The binary format supports both sparse and dense storage of numeric features, and stores the string names for categorical features. Since floating point values take up the majority of space, it also supports saving them in multiple different methods. Currently it can save values as a 32 or 64 bit float, as a short, or as a signed/unsigned byte. The default method is to scan through the dataset and check which of the options would result in the smallest file without losing any information. Despite this overhead, it's faster than writing either an ARFF or LIBSVM file! You can also explicitly pass the method you want to store it as, which will skip the overhead and do a lossy conversion if necessary.

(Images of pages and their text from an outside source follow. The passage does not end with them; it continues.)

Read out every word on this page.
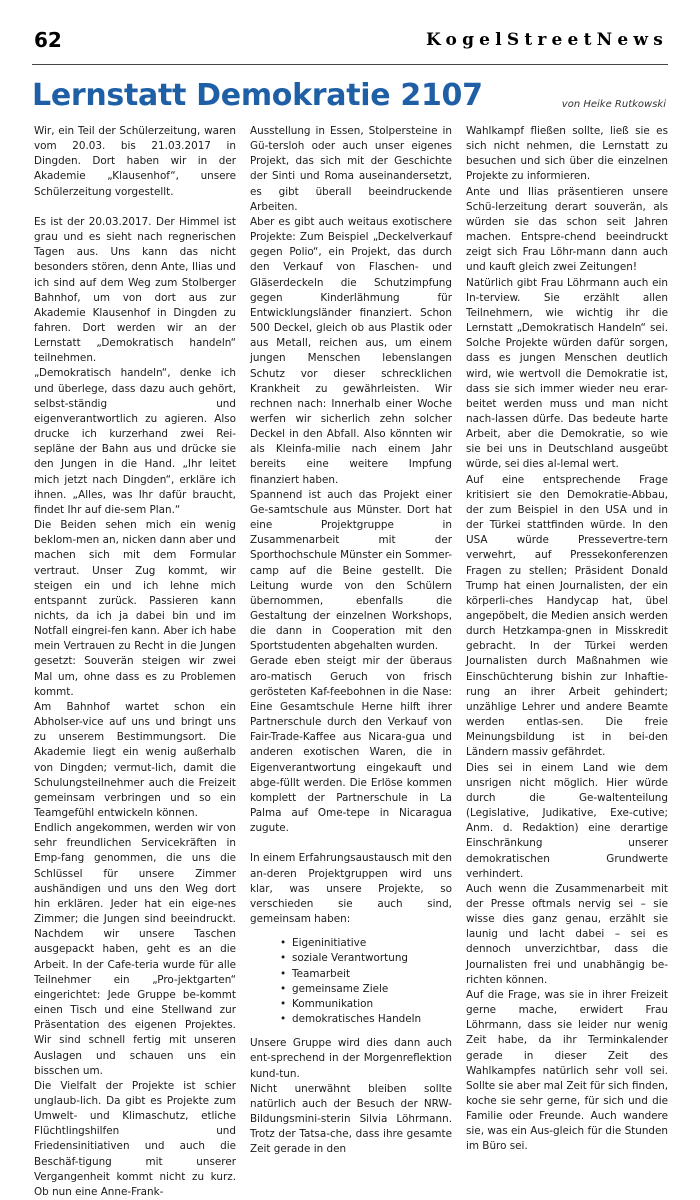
62	KogelStreetNews
Lernstatt Demokratie 2107	von Heike Rutkowski

Wir, ein Teil der Schülerzeitung, waren vom 20.03. bis 21.03.2017 in Dingden. Dort haben wir in der Akademie „Klausenhof“, unsere Schülerzeitung vorgestellt.

Es ist der 20.03.2017. Der Himmel ist grau und es sieht nach regnerischen Tagen aus. Uns kann das nicht besonders stören, denn Ante, Ilias und ich sind auf dem Weg zum Stolberger Bahnhof, um von dort aus zur Akademie Klausenhof in Dingden zu fahren. Dort werden wir an der Lernstatt „Demokratisch handeln“ teilnehmen.

„Demokratisch handeln“, denke ich und überlege, dass dazu auch gehört, selbst-ständig und eigenverantwortlich zu agieren. Also drucke ich kurzerhand zwei Rei-sepläne der Bahn aus und drücke sie den Jungen in die Hand. „Ihr leitet mich jetzt nach Dingden“, erkläre ich ihnen. „Alles, was Ihr dafür braucht, findet Ihr auf die-sem Plan.“

Die Beiden sehen mich ein wenig beklom-men an, nicken dann aber und machen sich mit dem Formular vertraut. Unser Zug kommt, wir steigen ein und ich lehne mich entspannt zurück. Passieren kann nichts, da ich ja dabei bin und im Notfall eingrei-fen kann. Aber ich habe mein Vertrauen zu Recht in die Jungen gesetzt: Souverän steigen wir zwei Mal um, ohne dass es zu Problemen kommt.

Am Bahnhof wartet schon ein Abholser-vice auf uns und bringt uns zu unserem Bestimmungsort. Die Akademie liegt ein wenig außerhalb von Dingden; vermut-lich, damit die Schulungsteilnehmer auch die Freizeit gemeinsam verbringen und so ein Teamgefühl entwickeln können.

Endlich angekommen, werden wir von sehr freundlichen Servicekräften in Emp-fang genommen, die uns die Schlüssel für unsere Zimmer aushändigen und uns den Weg dort hin erklären. Jeder hat ein eige-nes Zimmer; die Jungen sind beeindruckt. Nachdem wir unsere Taschen ausgepackt haben, geht es an die Arbeit. In der Cafe-teria wurde für alle Teilnehmer ein „Pro-jektgarten“ eingerichtet: Jede Gruppe be-kommt einen Tisch und eine Stellwand zur Präsentation des eigenen Projektes. Wir sind schnell fertig mit unseren Auslagen und schauen uns ein bisschen um.

Die Vielfalt der Projekte ist schier unglaub-lich. Da gibt es Projekte zum Umwelt- und Klimaschutz, etliche Flüchtlingshilfen und Friedensinitiativen und auch die Beschäf-tigung mit unserer Vergangenheit kommt nicht zu kurz. Ob nun eine Anne-Frank-

Ausstellung in Essen, Stolpersteine in Gü-tersloh oder auch unser eigenes Projekt, das sich mit der Geschichte der Sinti und Roma auseinandersetzt, es gibt überall beeindruckende Arbeiten.

Aber es gibt auch weitaus exotischere Projekte: Zum Beispiel „Deckelverkauf gegen Polio“, ein Projekt, das durch den Verkauf von Flaschen- und Gläserdeckeln die Schutzimpfung gegen Kinderlähmung für Entwicklungsländer finanziert. Schon 500 Deckel, gleich ob aus Plastik oder aus Metall, reichen aus, um einem jungen Menschen lebenslangen Schutz vor dieser schrecklichen Krankheit zu gewährleisten. Wir rechnen nach: Innerhalb einer Woche werfen wir sicherlich zehn solcher Deckel in den Abfall. Also könnten wir als Kleinfa-milie nach einem Jahr bereits eine weitere Impfung finanziert haben.

Spannend ist auch das Projekt einer Ge-samtschule aus Münster. Dort hat eine Projektgruppe in Zusammenarbeit mit der Sporthochschule Münster ein Sommer-camp auf die Beine gestellt. Die Leitung wurde von den Schülern übernommen, ebenfalls die Gestaltung der einzelnen Workshops, die dann in Cooperation mit den Sportstudenten abgehalten wurden.

Gerade eben steigt mir der überaus aro-matisch Geruch von frisch gerösteten Kaf-feebohnen in die Nase: Eine Gesamtschule Herne hilft ihrer Partnerschule durch den Verkauf von Fair-Trade-Kaffee aus Nicara-gua und anderen exotischen Waren, die in Eigenverantwortung eingekauft und abge-füllt werden. Die Erlöse kommen komplett der Partnerschule in La Palma auf Ome-tepe in Nicaragua zugute.

In einem Erfahrungsaustausch mit den an-deren Projektgruppen wird uns klar, was unsere Projekte, so verschieden sie auch sind, gemeinsam haben:

• Eigeninitiative
• soziale Verantwortung
• Teamarbeit
• gemeinsame Ziele
• Kommunikation
• demokratisches Handeln

Unsere Gruppe wird dies dann auch ent-sprechend in der Morgenreflektion kund-tun.

Nicht unerwähnt bleiben sollte natürlich auch der Besuch der NRW-Bildungsmini-sterin Silvia Löhrmann. Trotz der Tatsa-che, dass ihre gesamte Zeit gerade in den

Wahlkampf fließen sollte, ließ sie es sich nicht nehmen, die Lernstatt zu besuchen und sich über die einzelnen Projekte zu informieren.

Ante und Ilias präsentieren unsere Schü-lerzeitung derart souverän, als würden sie das schon seit Jahren machen. Entspre-chend beeindruckt zeigt sich Frau Löhr-mann dann auch und kauft gleich zwei Zeitungen!

Natürlich gibt Frau Löhrmann auch ein In-terview. Sie erzählt allen Teilnehmern, wie wichtig ihr die Lernstatt „Demokratisch Handeln“ sei. Solche Projekte würden dafür sorgen, dass es jungen Menschen deutlich wird, wie wertvoll die Demokratie ist, dass sie sich immer wieder neu erar-beitet werden muss und man nicht nach-lassen dürfe. Das bedeute harte Arbeit, aber die Demokratie, so wie sie bei uns in Deutschland ausgeübt würde, sei dies al-lemal wert.

Auf eine entsprechende Frage kritisiert sie den Demokratie-Abbau, der zum Beispiel in den USA und in der Türkei stattfinden würde. In den USA würde Pressevertre-tern verwehrt, auf Pressekonferenzen Fragen zu stellen; Präsident Donald Trump hat einen Journalisten, der ein körperli-ches Handycap hat, übel angepöbelt, die Medien ansich werden durch Hetzkampa-gnen in Misskredit gebracht. In der Türkei werden Journalisten durch Maßnahmen wie Einschüchterung bishin zur Inhaftie-rung an ihrer Arbeit gehindert; unzählige Lehrer und andere Beamte werden entlas-sen. Die freie Meinungsbildung ist in bei-den Ländern massiv gefährdet.

Dies sei in einem Land wie dem unsrigen nicht möglich. Hier würde durch die Ge-waltenteilung (Legislative, Judikative, Exe-cutive; Anm. d. Redaktion) eine derartige Einschränkung unserer demokratischen Grundwerte verhindert.

Auch wenn die Zusammenarbeit mit der Presse oftmals nervig sei – sie wisse dies ganz genau, erzählt sie launig und lacht dabei – sei es dennoch unverzichtbar, dass die Journalisten frei und unabhängig be-richten können.

Auf die Frage, was sie in ihrer Freizeit gerne mache, erwidert Frau Löhrmann, dass sie leider nur wenig Zeit habe, da ihr Terminkalender gerade in dieser Zeit des Wahlkampfes natürlich sehr voll sei. Sollte sie aber mal Zeit für sich finden, koche sie sehr gerne, für sich und die Familie oder Freunde. Auch wandere sie, was ein Aus-gleich für die Stunden im Büro sei.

I did a simple performance case for reading/writing the training set of MNIST. For the JSATData I tested with sparse and dense numeric features (determined by how the data is stored in memory) and using the Auto/ Unsigned byte, and 64 bit float options.
For this first table, I left the data normalized, so it was stored as integers from 0 to 255, making it easy for it to be saved as bytes. The JSAT writer for ARFF and LIBSVM writes out 0s as "0.0", so technically they have a some unnecessary padding. These numbers are from my Macbook Air which has a nice SSD.
Method | ARFF | LIBSVM | JSATData FP64 (sparse) | JSATData U_BYTE (sparse) | JSATData AUTO (sparse) | JSATData FP64 | JSATData U_BYTE | JSATData AUTO |
---|---|---|---|---|---|---|---|---|
Read Time (ms) | 7810 | 3777 | 989 | 758 | 2839 | 1735 | ||
Write Time (ms) | 7091 | 3322 | 790 | 586 | 1652 | 1894 | 895 | 1580 |
File Size (MB) | 203.7 | 87.5 | 108.9 | 45.6 | 377.1 | 47.4 |
In this next table, I normalized the values to a range of [0, 1]. This makes the JSAT code AUTO select FP64, and uses a lot more text in ARFF and LIBSVM. Since U_BYTE won't work any more, I also did a force as FP32.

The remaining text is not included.